Já Serra procura se posicionar, justamente porque se atrasou no lançamento da candidatura. Posicionamento, em marketing, é a diferenciação que faz dos outros candidatos ou competidores. E, neste quesito, fez o dever de casa (talvez até mais). Serra já se posicionou: seu eixo é a experiência pessoal. Ponto final.

Perceberam algum traço, ainda que leve, de programa de governo? Nenhum.

Assim, estamos aprendendo algumas lições da nova fase política do país:

1) Política é coisa de profissional. Aquela boa nova dos anos 1980, que política seria feita no local de moradia e trabalho, é coisa do passado;

2) O Brasil tem um projeto hegemônico, quase único, dentre os profissionais da política. PT e PSDB já se fundiram programaticamente. Tentam afirmar que um é mais social e mais estatizante ou que se é mais rigoroso na gestão fiscal e menos populista. Mas falta perspectiva histórica para analisar gestão FHC e gestão Lula. A diferença é mais de estilo, não de projeto;

3) O marketing pessoal vai contar cada vez mais a partir de agora, em período eleitoral. Programa de governo é coisa do passado ou para intelectual ler. O que reforça a noção que os partidos contam cada vez menos no país, sendo substituídos por “grupos partidários”, agrupamentos que ocorrem no interior dos partidos e que, não raro, se aliam a grupos de outros partidos, confundindo em muito a compreensão da movimentação política. Os grupos partidários são reconstruções dos antigos Partidos de Notáveis, do século 18. Gravitam ao redor de lideranças políticas que formam seu entourage, nem sempre filiado a um único partido;

4) A possibilidade de candidatos serem cristianizados por lideranças partidárias poderosas em função de alianças suprapartidárias também será maior nos próximos anos.

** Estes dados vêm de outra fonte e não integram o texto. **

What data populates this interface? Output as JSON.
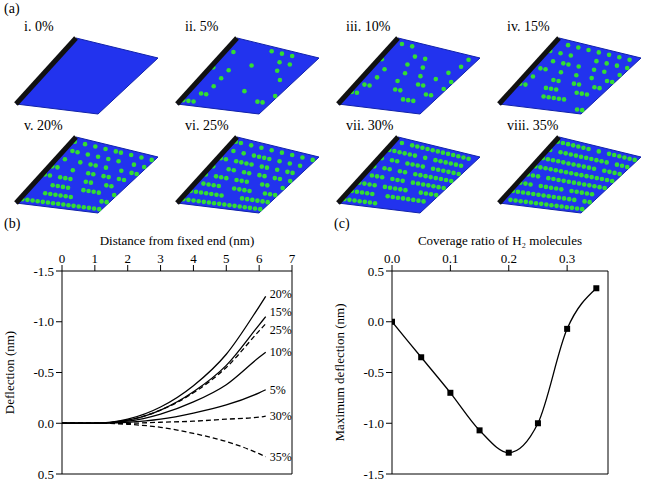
{
  "images": {
    "label": "(a)",
    "captions": [
      "i. 0%",
      "ii. 5%",
      "iii. 10%",
      "iv. 15%",
      "v. 20%",
      "vi. 25%",
      "vii. 30%",
      "viii. 35%"
    ]
  },
  "chart_data": [
    {
      "type": "line",
      "title": "(b)",
      "x_label": "Distance from fixed end (nm)",
      "y_label": "Deflection (nm)",
      "x": [
        0,
        1,
        2,
        3,
        4,
        5,
        6,
        6.2
      ],
      "series": [
        {
          "name": "20%",
          "color": "#000000",
          "line_style": "solid",
          "values": [
            0,
            0,
            -0.04,
            -0.16,
            -0.37,
            -0.68,
            -1.15,
            -1.25
          ]
        },
        {
          "name": "15%",
          "color": "#000000",
          "line_style": "solid",
          "values": [
            0,
            0,
            -0.03,
            -0.13,
            -0.31,
            -0.57,
            -0.97,
            -1.05
          ]
        },
        {
          "name": "25%",
          "color": "#000000",
          "line_style": "dashed",
          "values": [
            0,
            0,
            -0.03,
            -0.13,
            -0.3,
            -0.55,
            -0.91,
            -0.98
          ]
        },
        {
          "name": "10%",
          "color": "#000000",
          "line_style": "solid",
          "values": [
            0,
            0,
            -0.02,
            -0.09,
            -0.21,
            -0.38,
            -0.65,
            -0.7
          ]
        },
        {
          "name": "5%",
          "color": "#000000",
          "line_style": "solid",
          "values": [
            0,
            0,
            -0.01,
            -0.04,
            -0.1,
            -0.18,
            -0.3,
            -0.33
          ]
        },
        {
          "name": "30%",
          "color": "#000000",
          "line_style": "dashed",
          "values": [
            0,
            0,
            0,
            -0.01,
            -0.02,
            -0.04,
            -0.06,
            -0.07
          ]
        },
        {
          "name": "35%",
          "color": "#000000",
          "line_style": "dashed",
          "values": [
            0,
            0,
            0.01,
            0.04,
            0.1,
            0.18,
            0.3,
            0.33
          ]
        }
      ],
      "xlim": [
        0,
        7
      ],
      "xticks": [
        0,
        1,
        2,
        3,
        4,
        5,
        6,
        7
      ],
      "ylim": [
        0.5,
        -1.5
      ],
      "yticks": [
        -1.5,
        {
          "value": -1,
          "label": "-1.0"
        },
        -0.5,
        {
          "value": 0,
          "label": "0.0"
        },
        0.5
      ]
    },
    {
      "type": "line",
      "title": "(c)",
      "x_label": "Coverage ratio of H₂ molecules",
      "y_label": "Maximum deflection (nm)",
      "x": [
        0,
        0.05,
        0.1,
        0.15,
        0.2,
        0.25,
        0.3,
        0.35
      ],
      "series": [
        {
          "color": "#000000",
          "marker": "square",
          "line_style": "solid",
          "values": [
            0,
            -0.35,
            -0.7,
            -1.07,
            -1.29,
            -1.0,
            -0.07,
            0.33
          ]
        }
      ],
      "xlim": [
        0,
        0.37
      ],
      "xticks": [
        {
          "value": 0,
          "label": "0.0"
        },
        0.1,
        0.2,
        0.3
      ],
      "ylim": [
        -1.5,
        0.5
      ],
      "yticks": [
        -1.5,
        {
          "value": -1,
          "label": "-1.0"
        },
        -0.5,
        {
          "value": 0,
          "label": "0.0"
        },
        0.5
      ]
    }
  ]
}
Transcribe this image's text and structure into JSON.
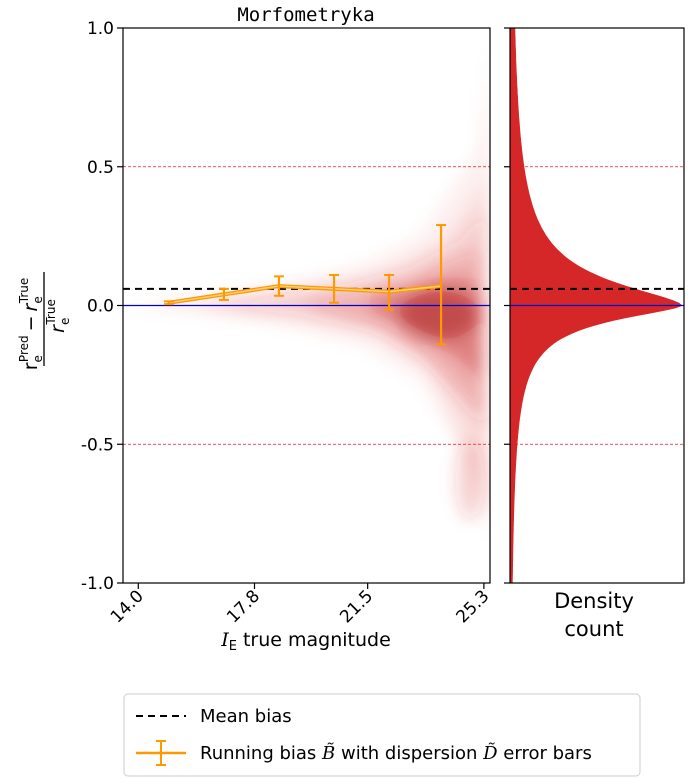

Assim, o sistema partidário vai se fechando ao cidadão comum.

As lições desta eleição que nem mesmo ocorreu é que, ao contrário do que parecia, as denúncias de corrupção não afetaram o sistema partidário. Ao contrário, estimularam seu fechamento, a proteção entre iguais e a mesmice política. Temos, hoje, uma estrutura política mais sistêmica, cujos elementos formam um “compromisso institucional”. As lideranças se aproximaram no seu conteúdo. A lição desta eleição que nem começou formalmente é esta: eleição, nos dias atuais, é achar diferenças entre iguais.